I have never wanted to walk out on a Marvel movie – not even the Dolph Lundgren Punisher – but Venom…
This is a movie that has no idea what it wants to be, but it should have been the R-rated, unfettered monster that was originally announced – not a PG-13 movie that skips genres like hopscotch.
Venom opens with a sci-fi/horror vibe as an independent shuttle crashes to Earth following a garbled transmission that there’s been a breach – one of the astronauts seems to have survived, but we soon see that is not the case.
In the ambulance, the astronaut proves deadly as whatever was keeping them alive moves to a new host – an Asian woman who shuffles away with a broken kneecap piercing her skin.
Meanwhile, we see clips of The Eddie Brock Show as Eddie (Tom Hardy, Dunkirk, Peaky Blinders) records newsworthy exposes.
We also get to see that his show enables him to share a rather gorgeous San Francisco walk-up with his fiancée, Ann Weying (Michelle Williams, All the Money in the World) and a cat.
Meanwhile our extraterrestrial entity is moving toward San Francisco.
When we meet Carlton Drake (Riz Ahmed, The Night Of, Rogue One: A Star Wars Story), he’s charming a group of grade schoolers at Drake Biotech – then leaving them Dr. Dora Skirth (Jenny Slate) to take a meeting. A meeting where we learn he’s not the suave good guy we first saw.

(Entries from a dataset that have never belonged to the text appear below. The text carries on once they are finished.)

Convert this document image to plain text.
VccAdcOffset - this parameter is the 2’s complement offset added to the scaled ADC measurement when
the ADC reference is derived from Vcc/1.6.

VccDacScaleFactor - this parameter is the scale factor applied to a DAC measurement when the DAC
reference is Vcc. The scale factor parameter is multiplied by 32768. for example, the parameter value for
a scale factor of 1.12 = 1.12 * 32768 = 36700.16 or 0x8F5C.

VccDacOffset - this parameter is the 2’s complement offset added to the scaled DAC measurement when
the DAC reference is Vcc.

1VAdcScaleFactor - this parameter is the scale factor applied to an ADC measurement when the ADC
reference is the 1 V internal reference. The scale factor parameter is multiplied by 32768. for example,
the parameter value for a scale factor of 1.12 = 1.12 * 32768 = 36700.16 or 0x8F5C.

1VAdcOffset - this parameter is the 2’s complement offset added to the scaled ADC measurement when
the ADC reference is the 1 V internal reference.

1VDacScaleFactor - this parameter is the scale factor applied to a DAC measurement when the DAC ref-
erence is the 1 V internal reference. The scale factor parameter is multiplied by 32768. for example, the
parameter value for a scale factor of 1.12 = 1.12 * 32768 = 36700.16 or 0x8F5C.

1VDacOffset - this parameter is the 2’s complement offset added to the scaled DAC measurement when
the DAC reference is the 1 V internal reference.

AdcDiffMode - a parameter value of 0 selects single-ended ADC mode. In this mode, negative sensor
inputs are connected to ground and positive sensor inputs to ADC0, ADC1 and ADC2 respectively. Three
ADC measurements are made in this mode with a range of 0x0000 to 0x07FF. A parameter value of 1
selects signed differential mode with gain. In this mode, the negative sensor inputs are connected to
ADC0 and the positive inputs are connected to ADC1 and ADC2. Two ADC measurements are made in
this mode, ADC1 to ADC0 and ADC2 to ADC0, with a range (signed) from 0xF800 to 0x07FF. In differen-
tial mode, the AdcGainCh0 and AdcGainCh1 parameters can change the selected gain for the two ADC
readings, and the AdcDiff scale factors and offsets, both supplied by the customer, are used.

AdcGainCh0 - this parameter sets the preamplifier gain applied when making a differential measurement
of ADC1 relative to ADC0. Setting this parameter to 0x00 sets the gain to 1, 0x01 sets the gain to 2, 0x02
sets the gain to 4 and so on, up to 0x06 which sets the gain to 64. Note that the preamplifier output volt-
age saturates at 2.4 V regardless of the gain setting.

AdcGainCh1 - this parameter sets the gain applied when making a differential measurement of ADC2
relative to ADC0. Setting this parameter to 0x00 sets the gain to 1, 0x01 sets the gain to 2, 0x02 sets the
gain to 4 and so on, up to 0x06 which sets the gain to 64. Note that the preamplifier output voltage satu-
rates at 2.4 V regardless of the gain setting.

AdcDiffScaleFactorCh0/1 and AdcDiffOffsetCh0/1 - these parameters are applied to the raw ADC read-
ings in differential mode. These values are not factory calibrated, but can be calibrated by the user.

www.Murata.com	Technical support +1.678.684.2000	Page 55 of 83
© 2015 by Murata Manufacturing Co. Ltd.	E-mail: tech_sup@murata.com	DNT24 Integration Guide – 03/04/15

In fact, he seems to have some hinky experiments going on that involve… wait for it… extraterrestrial symbiotes!
Eddie takes an opportunity to interview Drake but turns it into an attack piece – getting himself and Annie fired (her law firm represents Drake).
When Ahmed orders Dr. Skirth to begin human trials, she sneaks Eddie into the lab and things go sideways as the symbiote she shows him likes him – really likes him – and the chaos and mayhem begin.
So, here’s my biggest problem with Venom: it plays with science fiction, horror, slapstick comedy, romance, melodrama, satire and action – never quite alighting on any one for a sufficient amount of time to establish an identity.
That might work for Deadpool – a character designed to be all those things and none of them at the same time – but for Venom, it makes for a case of Dissociative Identity Disorder.
Weirdly, in sequences where Eddie and the symbiote (which calls itself Venom) argue, I was reminded of (of all things) All of My – a comedy starring Steve Martin and Lily Tomlin wherein their characters were forced to share his body (the mere thought of which was more entertaining than Venom: The Movie).
That is, I’m pretty sure, not the reference they were going for.
It doesn’t help that Tom Hardy’s Eddie doesn’t seem nearly bright enough to be an accomplished investigative journalist – and it certainly doesn’t help that the climactic battle between Venom’s and another symbiote (which is white) looks more like licorice and vanilla ice cream being whipped together in a blender.
Ahmed has almost enough charisma to pull off Drake’s villainy, but does a much better job being the smart, charming host to those schoolkids.
You can easily see where an R-rated Venom might have been a better option – Venom’s biting off people’s heads wouldn’t have to be offscreen; the language (which currently pushes the PG-13 limits) could have been more dramatic (shall we say?), and Fleischer could have played the film as a straight sci-fi/horror piece with the appropriate comedy relief (instead of the fluctuating tones of the movie we got).
On the positive side, I can say that director Ruben Fleischer (Zombieworld) keeps things moving so, in spite of everything, Venom is, at least, never boring.
There are two post-credits tags – one, that sets up a potential sequel, is smarter, funnier and more dramatic than anything in the preceding movie, and a long clip from Spider-Man: Into the Spider-Verse that is extremely entertaining.